Monday, April 25, 2011

So Much for Optimism

"Well, you're wearing the perfect kind of pants."

Huh? Not that I thought to question what the radiologist was saying at that moment. I was busy taking in the information that I didn't have to remove them for my new set of knees X-rays, and busy moving into this position and that for each successive shot. Finally, though, I had to ask, "Just what are the wrong kind of pants?"

Turns out they'd be jeans or other heavy materials, stuff that might actually show up in the films, if films is the right term these days. They've gone digital, and that format is more sensitive to certain things, like jeans.

Today was my visit to the orthopedic clinic to see what might be done for my knees short of surgery. I didn't know going in what that might cost, but I was pretty sure it wasn't in the budget yet. My regular doctor had told me about cortisone injections and some other type of injections that might buy me some time. That translates roughly to having more months or years of minimal pain so I could stand to put off surgery and still live a semi-normal life, meaning better than I'm doing these days with no treatment. So I arrived with my forms filled out, my insurance cards, my photo ID, and a small dose of optimism.

My pictures were interesting. Even more interesting if they were somebody else's, but they were mine. The doctor pointed out several things. There is no longer anything keeping the knee bones from rubbing against each other. In fact, they're wearing each other down, and it's happening indentically in both knees. One may have had a several year's head start but the other one's caught up. They're so evenly matched that you could flip one X-ray over, reversed left-to-right, and lay in on the other and not tell them apart.

So. Options.

I could do nothing, just like now, and take pain killers and walk/stand as little as possible.

Cortisone injections might buy time with reduced pain, but they carry a side-effect that I can't deal with right now. Maybe in a few months.

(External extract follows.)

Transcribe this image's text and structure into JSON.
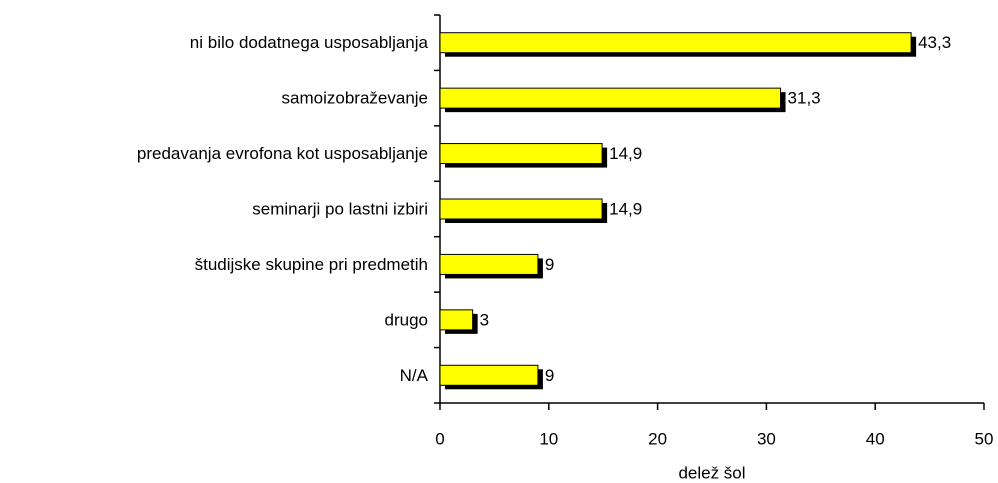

The stuff you inject into the joint has finally been studied, and results show what my doctor suspected from his own observations and patient feedback: they work about 4% of the time. 4%! (Are you feeling lucky today?)

Surgery would mean a front incision, folding the kneecap back, shaving off the rounded bone ends to something flat, and capping with metal. Then a plastic disc would be set between them and I'd be sewn back together. Expect about 6 weeks recovery time, not till I'm all better, but until the nerves recover enough that I can safely drive again, as in moving the foot fast enough and hard enough from the gas to the brake and vice versa. About a year to full recovery, if I do my exercises religiously despite the pain. Repeat with the other knee.

Oh yeah, and figure about $30,000 per each. Plus unpaid time off work.

So yeah, I'll go right out and buy that winning lottery ticket that'll make it all feasible. Uh huh.

Needless to say, I left feeling a trifle less optimistic.